N’empêche, la une du « Nouvel observateur » est un classique du parler mondain. On croit qu’on achète un journal qui va nous apprendre quelque chose sur Strauss-Kahn, ses idées, son histoire, son activité actuelle. Mais pour 3,50 euros, soit 22 francs on a droit à cinq pages d’enfilages de perles et lieux communs rédigées entre deux passages à la machine à café. Lisons les titres qui nous guident d’un chapitre à l’autre de ce « tout sur DSK » et les chutes de paragraphes après cette si excitante entrée en matière : « Quels sont ses envies, ses handicaps, ses amis, ses promesses… ? »

« 1. A-t-il envie de revenir ? » chute du chapitre : « DSK » l’homme qui ne sait pas dire non »

« 2. Est-il encore de gauche ? Chute : « Ceux qui à l’extrême gauche ou parfois même à gauche le soupçonnent d’être un renégat poursuivent l’éternel combat de déligitimation de la gauche réformiste »

« 3. Est-il l’affameur de la planète ? « A Washington, les économistes du FMI sont formels : le fonds a changé »

« 4. Connait-il encore la France ? « Pour l’instant, quand il retraverse l’Atlantique l’ancien élu de Sarcelle se partage entre son appartement place des Vosges et son Riad de Marrakech plutôt qu’entre les foires aux bestiaux et les sorties d’usines »

« 5. Qu’a-t-il négocié avec Aubry ? « En attendant le troisième acte du pacte. A lui l’Elysée, à elle Matignon ? » Sans oublier un tartufesque « Israël, internet et lui ».

« 6. A-t-il des casseroles ? « les casseroles attribuées à DSK sont en fait des faiblesses liées à son mode de vie et à son train de vie. DSK est un homme riche et qui ne le cache pas. »

« 7. Est-il dans la main de Sarkozy ? « Quand il s’agira de revenir dans le marigot politique français, l’histoire sera bien différente ».
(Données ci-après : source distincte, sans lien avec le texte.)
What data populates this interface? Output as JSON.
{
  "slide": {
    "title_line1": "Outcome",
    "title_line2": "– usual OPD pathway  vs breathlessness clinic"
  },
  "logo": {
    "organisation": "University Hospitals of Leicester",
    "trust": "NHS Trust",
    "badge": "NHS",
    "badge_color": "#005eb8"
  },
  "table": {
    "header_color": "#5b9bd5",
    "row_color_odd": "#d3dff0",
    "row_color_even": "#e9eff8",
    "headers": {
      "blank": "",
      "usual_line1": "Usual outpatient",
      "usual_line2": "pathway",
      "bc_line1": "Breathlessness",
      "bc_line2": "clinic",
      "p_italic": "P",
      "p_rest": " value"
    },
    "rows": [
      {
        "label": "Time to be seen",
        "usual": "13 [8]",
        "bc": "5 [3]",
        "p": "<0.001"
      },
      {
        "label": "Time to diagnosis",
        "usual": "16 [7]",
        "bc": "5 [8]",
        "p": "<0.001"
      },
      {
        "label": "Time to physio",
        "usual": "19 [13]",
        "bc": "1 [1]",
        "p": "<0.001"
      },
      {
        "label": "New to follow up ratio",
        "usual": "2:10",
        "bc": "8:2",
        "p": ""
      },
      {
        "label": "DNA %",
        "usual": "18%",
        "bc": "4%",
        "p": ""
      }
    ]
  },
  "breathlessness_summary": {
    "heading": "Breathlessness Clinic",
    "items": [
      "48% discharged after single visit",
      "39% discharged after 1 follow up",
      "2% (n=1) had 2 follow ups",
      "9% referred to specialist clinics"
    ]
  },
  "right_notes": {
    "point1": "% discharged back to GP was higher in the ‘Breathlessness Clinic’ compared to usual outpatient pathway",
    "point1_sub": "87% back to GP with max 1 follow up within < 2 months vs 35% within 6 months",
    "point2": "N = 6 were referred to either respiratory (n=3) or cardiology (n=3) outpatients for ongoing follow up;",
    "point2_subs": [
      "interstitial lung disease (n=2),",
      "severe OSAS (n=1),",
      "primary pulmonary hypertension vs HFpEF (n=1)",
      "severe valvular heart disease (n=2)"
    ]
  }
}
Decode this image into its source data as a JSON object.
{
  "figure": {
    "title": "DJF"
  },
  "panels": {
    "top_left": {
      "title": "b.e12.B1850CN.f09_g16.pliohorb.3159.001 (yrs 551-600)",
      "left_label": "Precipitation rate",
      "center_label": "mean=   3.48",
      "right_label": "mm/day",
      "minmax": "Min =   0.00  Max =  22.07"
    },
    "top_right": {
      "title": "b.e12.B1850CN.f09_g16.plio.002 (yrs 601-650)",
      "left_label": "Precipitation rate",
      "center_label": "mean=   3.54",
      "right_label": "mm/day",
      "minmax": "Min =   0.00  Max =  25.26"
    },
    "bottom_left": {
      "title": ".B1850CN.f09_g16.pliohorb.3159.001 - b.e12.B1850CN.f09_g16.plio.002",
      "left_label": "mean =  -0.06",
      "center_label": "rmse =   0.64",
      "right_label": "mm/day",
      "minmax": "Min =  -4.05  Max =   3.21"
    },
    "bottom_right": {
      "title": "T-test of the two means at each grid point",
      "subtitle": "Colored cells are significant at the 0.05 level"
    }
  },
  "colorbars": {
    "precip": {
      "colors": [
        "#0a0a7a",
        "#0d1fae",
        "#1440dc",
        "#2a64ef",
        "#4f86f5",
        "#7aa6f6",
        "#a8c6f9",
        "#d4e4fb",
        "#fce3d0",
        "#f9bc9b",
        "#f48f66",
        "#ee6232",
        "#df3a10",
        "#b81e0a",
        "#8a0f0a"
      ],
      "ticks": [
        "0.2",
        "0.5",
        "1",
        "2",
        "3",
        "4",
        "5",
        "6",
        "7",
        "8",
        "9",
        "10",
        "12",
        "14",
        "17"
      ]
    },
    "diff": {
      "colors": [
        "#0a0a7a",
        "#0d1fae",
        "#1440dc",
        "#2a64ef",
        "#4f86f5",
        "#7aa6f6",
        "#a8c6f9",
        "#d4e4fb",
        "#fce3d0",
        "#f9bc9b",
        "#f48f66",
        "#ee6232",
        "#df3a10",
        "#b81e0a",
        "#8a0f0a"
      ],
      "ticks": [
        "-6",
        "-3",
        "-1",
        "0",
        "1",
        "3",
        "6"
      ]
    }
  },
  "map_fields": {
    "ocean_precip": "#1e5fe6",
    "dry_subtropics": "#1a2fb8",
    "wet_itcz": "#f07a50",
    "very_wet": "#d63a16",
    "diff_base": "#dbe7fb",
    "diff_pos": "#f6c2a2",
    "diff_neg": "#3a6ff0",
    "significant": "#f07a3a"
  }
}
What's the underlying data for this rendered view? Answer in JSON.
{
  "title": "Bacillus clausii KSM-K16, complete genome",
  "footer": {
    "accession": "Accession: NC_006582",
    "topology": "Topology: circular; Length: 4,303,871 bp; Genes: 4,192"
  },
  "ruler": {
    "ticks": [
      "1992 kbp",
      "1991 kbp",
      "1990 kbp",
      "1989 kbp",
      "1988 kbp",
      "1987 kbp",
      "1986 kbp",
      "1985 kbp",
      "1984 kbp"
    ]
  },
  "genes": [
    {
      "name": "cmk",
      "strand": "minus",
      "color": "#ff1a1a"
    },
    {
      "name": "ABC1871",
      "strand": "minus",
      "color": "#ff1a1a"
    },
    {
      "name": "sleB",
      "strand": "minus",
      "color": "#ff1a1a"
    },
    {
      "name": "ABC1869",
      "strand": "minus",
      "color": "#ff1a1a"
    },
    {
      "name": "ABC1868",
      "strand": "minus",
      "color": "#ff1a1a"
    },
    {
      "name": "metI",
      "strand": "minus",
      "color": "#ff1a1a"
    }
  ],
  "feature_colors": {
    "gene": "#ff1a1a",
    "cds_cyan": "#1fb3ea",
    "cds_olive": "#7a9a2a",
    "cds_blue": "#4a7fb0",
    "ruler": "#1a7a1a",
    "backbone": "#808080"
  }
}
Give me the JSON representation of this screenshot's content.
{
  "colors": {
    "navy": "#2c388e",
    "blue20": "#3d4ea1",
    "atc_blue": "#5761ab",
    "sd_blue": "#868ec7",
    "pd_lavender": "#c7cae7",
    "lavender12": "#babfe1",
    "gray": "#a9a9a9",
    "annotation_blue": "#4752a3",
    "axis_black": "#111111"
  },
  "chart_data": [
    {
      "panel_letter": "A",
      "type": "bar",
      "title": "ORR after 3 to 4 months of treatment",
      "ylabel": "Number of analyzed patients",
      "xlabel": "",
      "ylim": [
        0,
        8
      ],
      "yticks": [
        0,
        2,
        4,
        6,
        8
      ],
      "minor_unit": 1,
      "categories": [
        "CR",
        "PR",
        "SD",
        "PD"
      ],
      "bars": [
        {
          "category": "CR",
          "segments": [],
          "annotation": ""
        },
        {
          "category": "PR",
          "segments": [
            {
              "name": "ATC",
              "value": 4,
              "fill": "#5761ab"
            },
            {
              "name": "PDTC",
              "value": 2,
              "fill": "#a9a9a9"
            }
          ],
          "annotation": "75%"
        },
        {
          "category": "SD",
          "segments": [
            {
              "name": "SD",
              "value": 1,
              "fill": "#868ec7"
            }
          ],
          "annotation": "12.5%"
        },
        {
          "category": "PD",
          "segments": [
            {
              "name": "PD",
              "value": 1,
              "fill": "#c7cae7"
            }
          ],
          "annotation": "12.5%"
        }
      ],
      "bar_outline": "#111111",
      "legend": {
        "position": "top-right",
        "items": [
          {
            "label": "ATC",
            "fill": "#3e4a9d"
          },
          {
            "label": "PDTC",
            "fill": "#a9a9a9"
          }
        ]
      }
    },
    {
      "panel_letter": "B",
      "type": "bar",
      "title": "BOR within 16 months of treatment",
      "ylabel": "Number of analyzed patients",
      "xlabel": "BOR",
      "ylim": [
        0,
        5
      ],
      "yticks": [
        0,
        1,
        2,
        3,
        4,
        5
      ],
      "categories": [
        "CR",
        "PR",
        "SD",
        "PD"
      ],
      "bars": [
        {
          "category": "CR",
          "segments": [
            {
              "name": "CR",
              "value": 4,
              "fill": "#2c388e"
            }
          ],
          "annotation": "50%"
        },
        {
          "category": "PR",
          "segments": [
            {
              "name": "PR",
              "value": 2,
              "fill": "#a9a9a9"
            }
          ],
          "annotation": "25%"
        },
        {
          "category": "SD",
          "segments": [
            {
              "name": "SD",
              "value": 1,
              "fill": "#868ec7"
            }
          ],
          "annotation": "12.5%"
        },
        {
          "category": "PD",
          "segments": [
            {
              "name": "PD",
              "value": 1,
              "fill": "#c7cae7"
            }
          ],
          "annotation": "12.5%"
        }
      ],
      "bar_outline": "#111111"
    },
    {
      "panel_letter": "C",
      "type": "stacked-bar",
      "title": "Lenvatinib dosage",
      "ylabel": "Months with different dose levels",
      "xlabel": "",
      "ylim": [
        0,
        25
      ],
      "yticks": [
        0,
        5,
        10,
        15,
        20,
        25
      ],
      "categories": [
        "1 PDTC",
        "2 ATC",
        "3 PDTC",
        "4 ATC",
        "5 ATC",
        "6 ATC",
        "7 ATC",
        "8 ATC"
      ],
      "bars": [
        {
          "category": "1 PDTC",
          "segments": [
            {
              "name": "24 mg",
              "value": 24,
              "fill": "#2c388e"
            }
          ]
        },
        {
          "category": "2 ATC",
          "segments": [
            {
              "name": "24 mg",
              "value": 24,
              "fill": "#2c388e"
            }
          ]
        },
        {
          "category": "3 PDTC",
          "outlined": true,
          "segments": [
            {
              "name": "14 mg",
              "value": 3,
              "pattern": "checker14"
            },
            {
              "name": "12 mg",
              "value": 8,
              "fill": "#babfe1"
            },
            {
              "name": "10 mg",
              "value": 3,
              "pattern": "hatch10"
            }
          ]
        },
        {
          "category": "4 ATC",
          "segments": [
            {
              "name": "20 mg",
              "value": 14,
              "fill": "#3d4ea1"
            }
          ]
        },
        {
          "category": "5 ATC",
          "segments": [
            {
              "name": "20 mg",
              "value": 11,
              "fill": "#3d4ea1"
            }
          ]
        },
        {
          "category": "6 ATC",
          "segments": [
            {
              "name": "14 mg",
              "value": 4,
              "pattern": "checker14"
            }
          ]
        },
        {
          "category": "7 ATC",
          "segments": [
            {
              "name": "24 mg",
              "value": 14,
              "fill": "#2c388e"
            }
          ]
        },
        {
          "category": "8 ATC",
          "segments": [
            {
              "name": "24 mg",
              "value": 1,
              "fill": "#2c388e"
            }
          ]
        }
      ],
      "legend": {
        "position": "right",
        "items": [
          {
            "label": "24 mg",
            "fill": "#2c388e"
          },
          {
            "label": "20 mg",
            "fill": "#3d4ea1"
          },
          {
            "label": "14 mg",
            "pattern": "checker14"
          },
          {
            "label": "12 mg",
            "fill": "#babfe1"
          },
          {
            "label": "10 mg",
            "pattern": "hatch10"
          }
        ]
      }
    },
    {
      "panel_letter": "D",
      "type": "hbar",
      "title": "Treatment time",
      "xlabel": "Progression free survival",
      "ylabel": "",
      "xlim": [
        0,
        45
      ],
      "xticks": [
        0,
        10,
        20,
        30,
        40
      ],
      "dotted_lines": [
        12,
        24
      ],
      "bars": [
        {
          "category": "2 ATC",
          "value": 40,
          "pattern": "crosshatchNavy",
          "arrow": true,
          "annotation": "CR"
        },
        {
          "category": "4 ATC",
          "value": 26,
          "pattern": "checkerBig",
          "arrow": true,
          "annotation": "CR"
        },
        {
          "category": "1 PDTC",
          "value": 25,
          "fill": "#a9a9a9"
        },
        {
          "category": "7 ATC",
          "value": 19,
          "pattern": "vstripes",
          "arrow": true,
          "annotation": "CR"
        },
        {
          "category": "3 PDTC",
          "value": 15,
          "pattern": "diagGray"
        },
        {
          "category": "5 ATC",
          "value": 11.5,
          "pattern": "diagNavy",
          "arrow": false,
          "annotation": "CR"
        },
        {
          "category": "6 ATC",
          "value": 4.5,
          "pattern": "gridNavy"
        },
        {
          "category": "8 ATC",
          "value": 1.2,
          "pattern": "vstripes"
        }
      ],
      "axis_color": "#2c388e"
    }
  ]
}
Un jour ou l’autre on pourra lire quelque chose à propos de ses idées, de celle du bloc qui l’accueille comme champion au PS, de ses alliances et de son parcours depuis l’extrême gauche révolutionnaire. Mais je mentirais si je peignais seulement sous cet angle ce numéro de l’Observateur, qui me fait l’honneur d’utiliser cinq fois mon nom pour qualifier des dérives en tous genres. En feuilletant, on peut aussi se réfugier facilement sous la bannière de la chronique de Jean-Claude Guillebaud intitulée comme un résumé de la critique du reste du journal : « il faut se méfier de la démagogie, mais l’anti populisme ne peut pas tenir lieu de pensée aux nantis » Le titre tient sa promesse dans l’article : « A la réflexion ce tocsin, (la peur du populisme ndlr), rituellement sonné est bien moins vertueux qu’il n’y parait. Il procède d’une stratégie élitiste incroyablement datée. Taisez-vous les peuples ! » Et Jean-Claude Guillebaud de remarquer « Tout se passe comme si cette vieille défiance de classe faisait subrepticement retour » Puis, reprenant le philosophe Peter Sloterdijk il note que celui-ci dans le journal « der Spiegel » « s’y moque de l’anti populisme frelaté qui tient parfois lieu de pensée aux nantis ». Jean Daniel ferait bien de lire son propre journal.